Aradhea mengembuskan napas panjang, bertopang pada sebuah batang pohon di area dengan kemiringan tiga puluh derajat. Ia paham, Gunung Pranama meski bukan gunung yang terbilang tinggi —apabila dibandingkan dengan gunung-gunung yang ada di Pulau Jawa— namun mempunyai wilayah pendakian yang ekstrem. Maka itulah ia tidak sedikit pun berani meremehkan.
"Lash ... lihat," serunya, dengan tangan menunjuk pada satu area yang agak jauh. Mereka melihat tiga buah padma raksasa —Rafflesia Arnoldii— pada medan terjal di bawah pohon berlumut hijau. Letaknya berderet segaris lurus dengan pohon di atasnya. Masing-masing mungkin berukuran satu setengah meter.
"Wah, luar biasa, De. Masya Allah." Kaylash bergeleng-geleng sambil mengatur napas, pula bersandar pada batang pohon di sisi Aradhea.

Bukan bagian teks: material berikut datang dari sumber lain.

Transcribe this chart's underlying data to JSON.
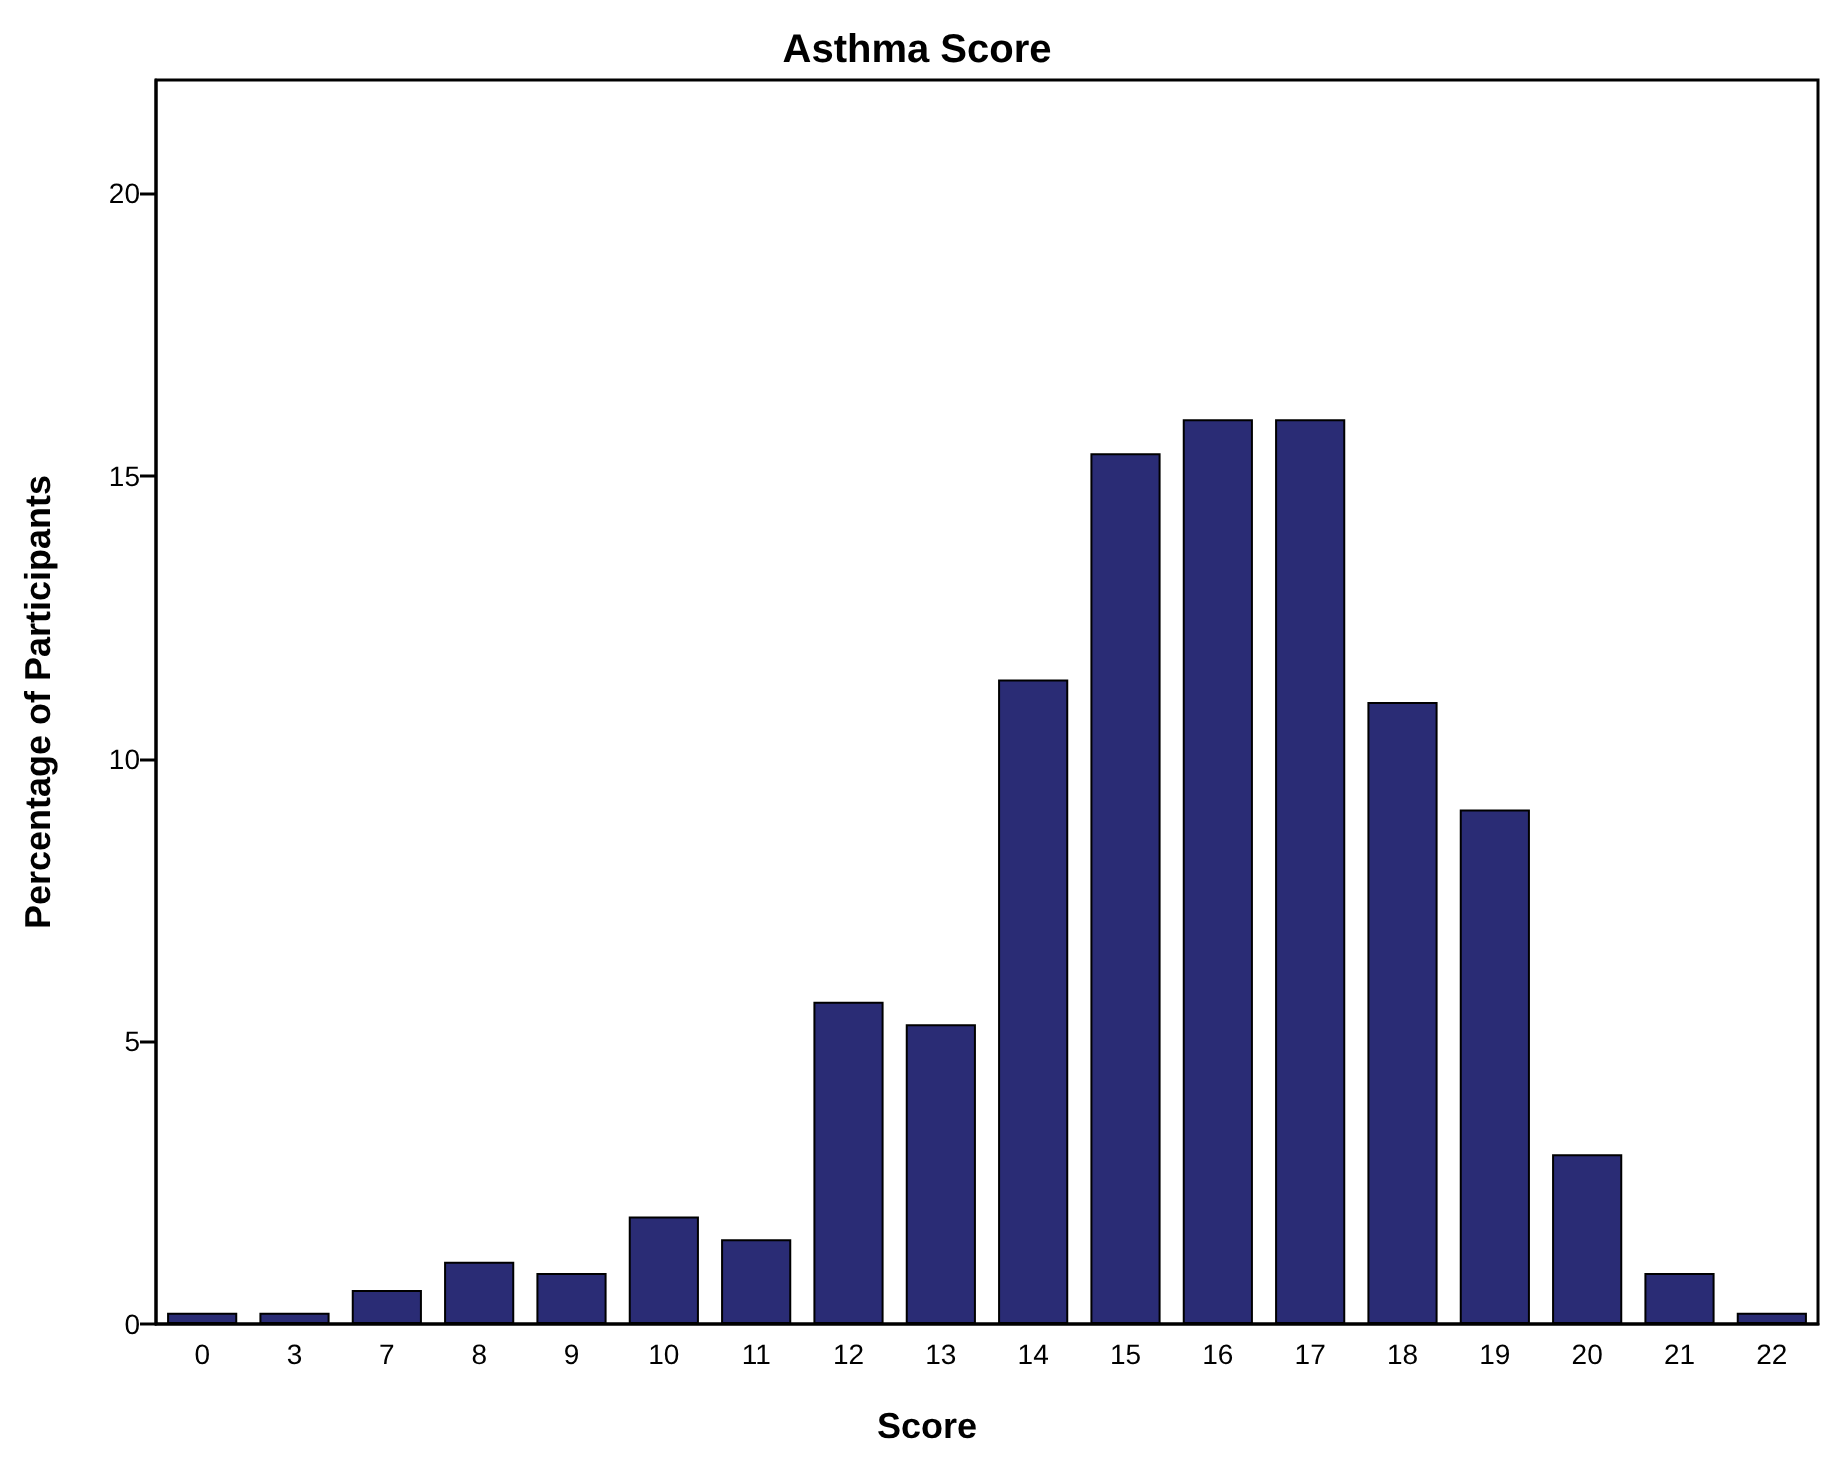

"Oh, ya, nanti di depan sana, kita ambil garis lurus ke arah timur. Beliau bilang, kita jalan ke arah timur sampai melihat sebuah batu besar," ujarnya sambil melihat mimik Kaylash yang sedang tersenyum.
"Oke, De. Tapi gimana kalau kita istirahat dulu? Aku mau makan dan salat."
"Oke, siap ... siap."
Mereka kemudian mencari zona kecil yang agak datar dan terbuka untuk beribadah sekaligus santap siang. Pesona asri alami dari rimbun belantara terasa menemani istirahat mereka di atas matras.
"Cuacanya agak mendung, De." Mereka bercakap sambil menikmati hidangan
"Iya. Di sini juga kabutnya tebal banget, Lash."
"Sekarang jam ... satu lewat." Kaylash melihat jam tangan. "Tapi kayak udah sore."